İkili ve Üçlü Tarama Testleri

İkili ve üçlü tarama testleri, gebelik sırasında fetal anomali risklerini belirlemek için kullanılan önemli tarama yöntemleridir. Ancak bu testlerin yeterliliği, doğruluğu ve güvenilirliği konusunda bazı önemli noktalar bulunmaktadır. İşte bu testler hakkında detaylı bilgiler:

İkili Tarama Testi (İlk Trimester Tarama Testi) Nedir?

İkili tarama testi, gebeliğin 11-14. haftalarında yapılan bir testtir. Bu test, annenin kanından alınan örnek ve ultrason ölçümleriyle yapılır. İki temel bileşeni vardır:

1. Kan Testi: Anne kanındaki beta-hCG (human chorionic gonadotropin) ve PAPP-A (pregnancy-associated plasma protein A) seviyeleri ölçülür.
2. Ultrason: Fetal ense saydamlığı (NT) ölçülür, yani fetüsün boynunun arkasındaki sıvı miktarı değerlendirilir.

Amaç:

Bu test, Down sendromu (Trizomi 21) ve Edwards sendromu (Trizomi 18) gibi kromozomal anomaliler için risk değerlendirmesi yapar.

Yeterliliği:

İkili tarama testi, Down sendromu için yaklaşık %85-90 oranında doğru sonuç verir. Ancak, bu test bir teşhis değil, risk belirleme testidir. Yüksek risk saptandığında daha ileri tanı testleri (örneğin, amniyosentez veya CVS) önerilebilir.

Üçlü Tarama Testi (İkinci Trimester Tarama Testi) Nedir?

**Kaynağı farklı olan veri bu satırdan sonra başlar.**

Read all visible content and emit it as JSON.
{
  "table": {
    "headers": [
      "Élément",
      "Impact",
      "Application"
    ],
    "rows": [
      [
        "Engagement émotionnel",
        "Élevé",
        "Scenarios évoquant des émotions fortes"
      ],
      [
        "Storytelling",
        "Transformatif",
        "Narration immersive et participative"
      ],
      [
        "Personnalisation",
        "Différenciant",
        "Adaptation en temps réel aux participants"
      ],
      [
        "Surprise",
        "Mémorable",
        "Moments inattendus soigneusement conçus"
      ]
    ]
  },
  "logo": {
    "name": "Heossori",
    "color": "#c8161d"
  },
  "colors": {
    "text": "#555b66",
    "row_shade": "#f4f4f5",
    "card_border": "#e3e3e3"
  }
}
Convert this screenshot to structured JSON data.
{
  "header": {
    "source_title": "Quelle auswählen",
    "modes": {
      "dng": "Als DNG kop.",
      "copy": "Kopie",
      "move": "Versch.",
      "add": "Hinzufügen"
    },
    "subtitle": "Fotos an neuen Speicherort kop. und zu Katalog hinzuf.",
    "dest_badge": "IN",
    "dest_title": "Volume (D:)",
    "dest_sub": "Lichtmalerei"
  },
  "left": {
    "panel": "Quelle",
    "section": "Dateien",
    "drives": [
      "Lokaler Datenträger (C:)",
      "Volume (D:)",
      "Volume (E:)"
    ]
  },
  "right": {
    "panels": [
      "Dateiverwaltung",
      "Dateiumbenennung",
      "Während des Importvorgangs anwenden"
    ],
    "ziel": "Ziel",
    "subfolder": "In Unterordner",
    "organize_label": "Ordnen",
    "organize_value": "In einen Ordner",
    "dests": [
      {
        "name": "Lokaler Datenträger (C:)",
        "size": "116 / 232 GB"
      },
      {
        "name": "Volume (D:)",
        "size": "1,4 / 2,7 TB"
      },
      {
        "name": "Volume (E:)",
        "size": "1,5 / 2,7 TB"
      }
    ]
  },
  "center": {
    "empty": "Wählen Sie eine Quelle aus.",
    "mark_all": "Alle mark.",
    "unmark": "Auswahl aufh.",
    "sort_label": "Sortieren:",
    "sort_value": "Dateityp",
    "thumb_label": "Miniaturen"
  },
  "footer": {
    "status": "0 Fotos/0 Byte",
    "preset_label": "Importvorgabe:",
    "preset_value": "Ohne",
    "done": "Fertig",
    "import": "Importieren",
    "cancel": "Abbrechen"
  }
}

Üçlü tarama testi, genellikle gebeliğin 15-20. haftalarında yapılır. Bu test, annenin kanından alınan örnekle yapılır ve üç biyokimyasal belirteci ölçer:

1. AFP (alpha-fetoprotein): Fetüsün karaciğeri tarafından üretilir.
2. hCG: Plasenta tarafından üretilir.
3. Estriol: Hem fetüs hem de plasenta tarafından üretilir.

Amaç:

Bu test, Down sendromu (Trizomi 21), Edwards sendromu (Trizomi 18) ve nöral tüp defektleri (örneğin, spina bifida) için risk değerlendirmesi yapar.

Yeterliliği:

Üçlü tarama testi, Down sendromu için yaklaşık %70-75 oranında doğru sonuç verir. Yine, bu bir risk belirleme testidir ve kesin tanı koymaz.

Dörtlü Tarama Testi

Üçlü tarama testine ek olarak inhibin-A adı verilen bir hormonun ölçümüyle yapılan dörtlü tarama testi, ikinci trimesterde Down sendromu riskini daha yüksek doğrulukla belirleyebilir. Bu testin doğruluk oranı yaklaşık %80-85'tir.

Yeterlilik ve Ek Testler

İkili ve üçlü tarama testleri, fetal anomali risklerini belirlemede önemli araçlardır ancak kesin tanı koyamazlar. Yüksek risk belirlenmesi durumunda aşağıdaki daha ileri tanı testleri önerilir:

1. Amniyosentez: Fetal hücrelerin kromozom analizini yapmak için amniyotik sıvıdan örnek alınır.
2. Koryon Villus Biyopsisi (CVS): Plasentadan örnek alınarak kromozom analizi yapılır.
3. Non-invaziv Prenatal Test (NIPT): Annenin kanında dolaşan fetal DNA parçacıklarının analiziyle kromozomal anomali riski değerlendirilir. NIPT, yüksek doğruluk oranına (%99) sahiptir ve invaziv değildir.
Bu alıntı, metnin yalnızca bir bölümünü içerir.